Bureaucrap
Once a bureaucracy grows beyond a certain size, it exists only to sustain itself and to grow. No bureaucracy ever recognizes its inefficient dysfunction, nor do the people who serve it ever examine it, seek to improve it, apply logic and reason to it, or say no to it. If the people who suffer its abuses are lucky, the monolith may one day collapse of its own weight. But until then, everyone who suffers by it is stuck with it.
Case in point: the United States Postal Service (USPS).
On September 3rd, I ordered a cap from a hat shop in San Diego, California. The graphic on the left shows the circuitous and time-consuming route it took to reach its final destination in Middletown, Connecticut.
By my count, there were eight stops along the way at which someone might have taken notice of what was going on, scratched his head in wonder (if not logic), and said, “Hey, I have an idea. Why don’t we get the USPS to send this thing from here [pick one of the eight stops] to the poor schlemiel in Connecticut who’s waiting for it?”
The answer, of course, would have been something along the lines of, “Well, that’s not the way we do things around here.” And just as surely, no one would have asked, “Exactly why the hell is it that we do things the way we do them around here.”
Back to Square One
The USPS embodies the bureaucratic manifestation of the Peter Principle, first laid out in the 1968 book called, originally enough, The Peter Principle. The principle contends employees in organizations are promoted to the level of their respective incompetence. Thereafter, they’re never put back into the positions in which they were competent because the organization won’t deem incompetence sufficient to warrant such a move, presuming it recognizes the incompetence at all. Following that pattern, it’s easy enough to imagine everyone in the organization rising to their levels of incompetence which, in a relatively small organization, might explain poor organizational performance.

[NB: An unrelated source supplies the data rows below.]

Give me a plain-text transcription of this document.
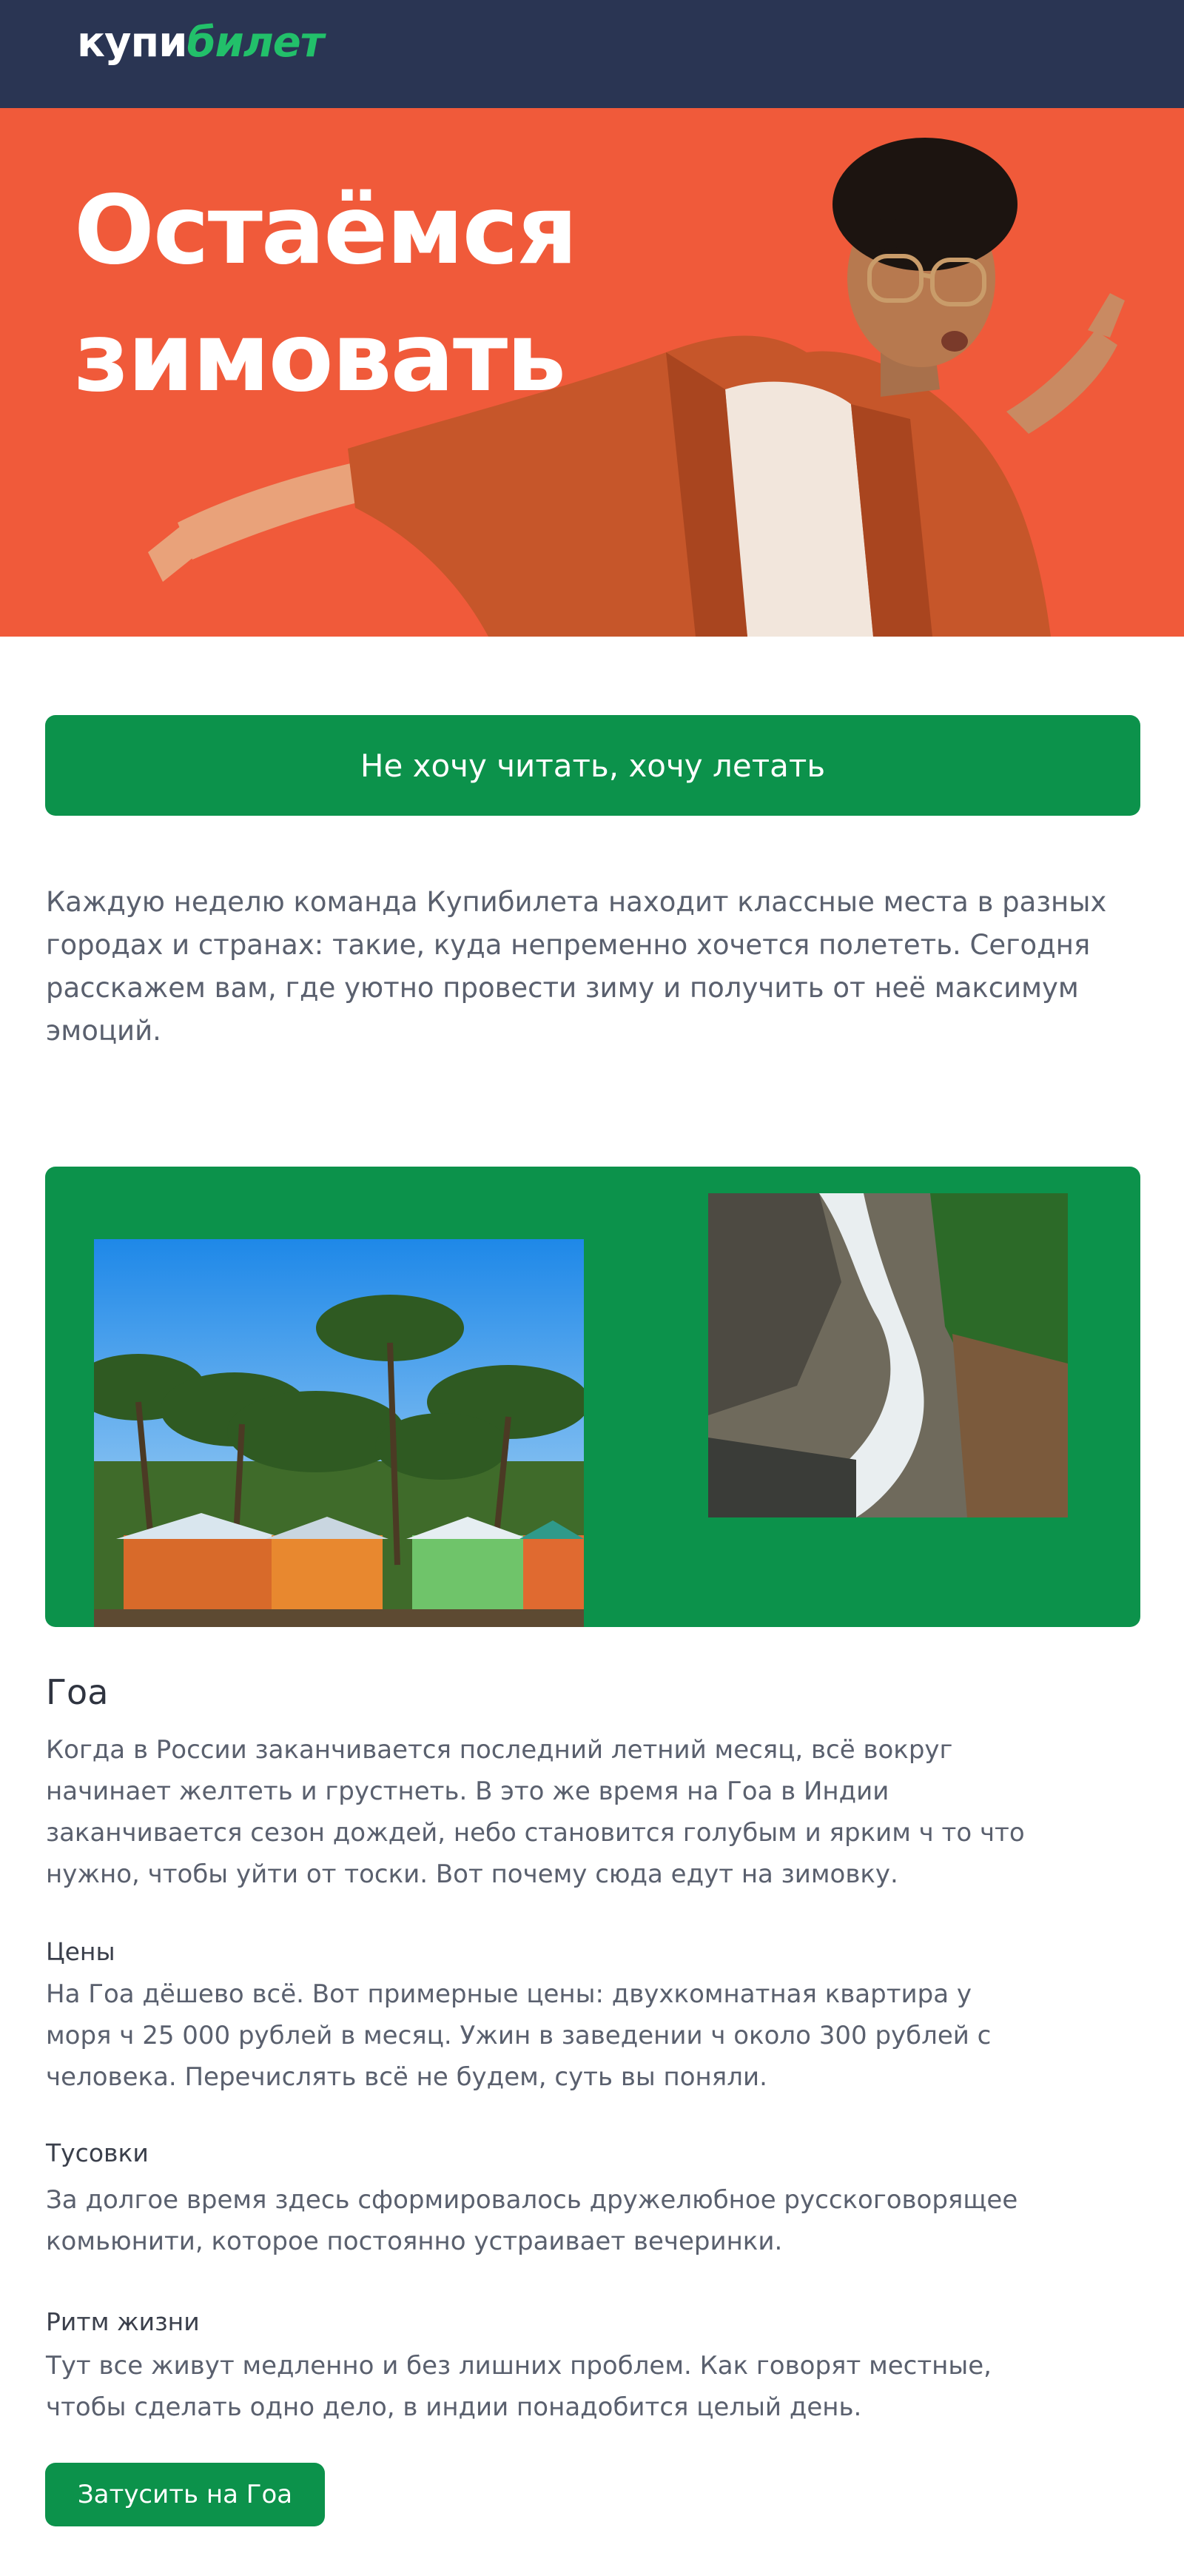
купибилет
Остаёмся
зимовать
Не хочу читать, хочу летать

Каждую неделю команда Купибилета находит классные места в разных городах и странах: такие, куда непременно хочется полететь. Сегодня расскажем вам, где уютно провести зиму и получить от неё максимум эмоций.

Гоа

Когда в России заканчивается последний летний месяц, всё вокруг начинает желтеть и грустнеть. В это же время на Гоа в Индии заканчивается сезон дождей, небо становится голубым и ярким ч то что нужно, чтобы уйти от тоски. Вот почему сюда едут на зимовку.

Цены

На Гоа дёшево всё. Вот примерные цены: двухкомнатная квартира у моря ч 25 000 рублей в месяц. Ужин в заведении ч около 300 рублей с человека. Перечислять всё не будем, суть вы поняли.

Тусовки

За долгое время здесь сформировалось дружелюбное русскоговорящее комьюнити, которое постоянно устраивает вечеринки.

Ритм жизни

Тут все живут медленно и без лишних проблем. Как говорят местные, чтобы сделать одно дело, в индии понадобится целый день.

Затусить на Гоа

But beyond a certain point, bureaucracies become dysfunctional for three reasons:
- They’re too large for anyone to be able to take notice of their dysfunction.
- They breed levels of invisibility and anonymity that nullify the ability to meaningfully assess the performance of any individual.
- Once individuals recognize #2 is true, they can take advantage of that invisibility and anonymity without risk.
Since the graphic above was taken from the USPS website via the tracking number sent to me, it’s a safe bet the three days it took from the time I placed my order to the time it went to pre-shipment status was due to USPS dysfunction.
What the hell is pre-shipment anyway? Something’s either shipped, or it’s not. And why did it have to go from the origin facility in San Diego at 11:57 on the 6th (I’d have thought the origin facility would have been the hat shop) to the regional origin facility in San Diego at 13:12? From San Diego, why did it have to go to Los Angeles to Chicopee to Boston to Nashua to Springfield to the southern Connecticut distribution facility (wherever that is) to Middletown? And where’s Mr. Zip when you need him?
Cause and Effect
The only way to make sense of all of the blind bureaucracy of the USPS is to see it in context; that is, to recognize it’s a subset of the planet’s largest, least efficient, most expensive, and most irretrievably unwieldy bureaucracy, the United States government. And it’s indicative of why the notion of government service is, at this point in our history, somewhere between (oxy)moronic and caustically cynical.
There’s one sure test by which to determine if any bureaucracy is beyond the point of no return: Look at the last time — if there was ever any time at all — at which it said, “No,” to anything. If the United States government weren’t too self-serving and self-perpetuating to say, “No,” (it is), we wouldn’t be where we are. And it wouldn’t take 11 days to get a cap from San Diego to Middletown.
We’re all living in Brazil. And it’s all bureaucrap.